The Australian Christian Lobby has expressed concern that a Shorten Labor Government will not allow protections for freedom of conscience for business owners should the definition of marriage be changed in law.
ACL Managing director Lyle Shelton said regardless of where people stood on the marriage debate, he believed most people did not want to see their fellow Australians fined because they lived out their beliefs about marriage.
“Across America and Europe bakers, florists, wedding chapel owners and photographers are being sued for living out their sincerely held beliefs about marriage,” Mr Shelton said.
“Australians are better than this but the current lack of understanding by politicians about how same-sex marriage takes away peoples’ right to differ means we could head down this path.”
Mr Shelton was responding to fresh comments
made by Federal Labor leader Bill Shorten, ruling out fundamental freedoms for those who oppose same-sex marriage.
He said it was also concerning that senior Liberal minister Christopher Pyne and new Liberal MP Trent Zimmerman had echoed Mr Shorten’s views ruling out protection for business owners who wished to exercise the right not to participate in weddings which violated their conscientiously held views on marriage.
“It is important for all parliamentarians to realise that clergy are not the only people who have freedom of religion and freedom of conscience rights.

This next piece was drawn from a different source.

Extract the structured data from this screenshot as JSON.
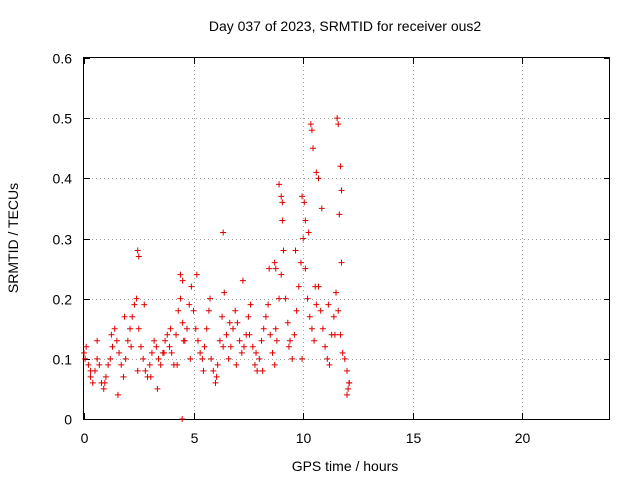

“Mr Shorten’s comments, reportedly made at Guardian Australia’s same-sex marriage event last week, make it clear that only one view on marriage will be tolerated in a society that he governs,” Mr Shelton said.
“People operating wedding businesses whose consciences cause them to hold the view that marriage is between a man and a woman could face considerable fines under anti-discrimination laws should the definition of marriage be changed,” Mr Shelton said.
“This is not about refusing to serve people because they are same-sex attracted, it is about the freedom to decline to participate in something which violates a conscientiously held belief.”
Mr Shelton called on Labor Party parliamentarians and members to express their concern with the direction that the Labor Party was heading on basic human rights and freedoms.
“The rights to a free conscience, freedom of religion or belief, freedom of speech and freedom of expression are the nuts and bolts of democracy. If they are to fall, then we have serious questions to answer regarding our democracy. It is deeply troubling that a political leader is so overtly opposed to them.
“Most fair-minded Australians would accept the right of a person to maintain their belief that gender and biology still matter to marriage and family and to always be free to give voice to that belief.
“Marriage between a man and a woman is fundamental to a flourishing society. When the definition is changed, the law will say that gender is irrelevant to the foundation of society.
“Those who believe gender, kinship and biological identity do matter to society’s fabric will be fundamentally at odds with the law and the anti-discrimination laws will be weaponised against them.”
Mr Shelton said the fact that Hobart Archbishop Julian Porteous has remained before the Tasmananian Anti-Discrimination Commission these past six months for distributing a pastoral letter on marriage should sound alarm bells to all who believe in freedom and tolerance.
“Now that politicians have indicated that freedom of conscience will be curtailed under same-sex marriage, this is all the more reason to vote to preserve the definition of marriage in the up-coming plebiscite.”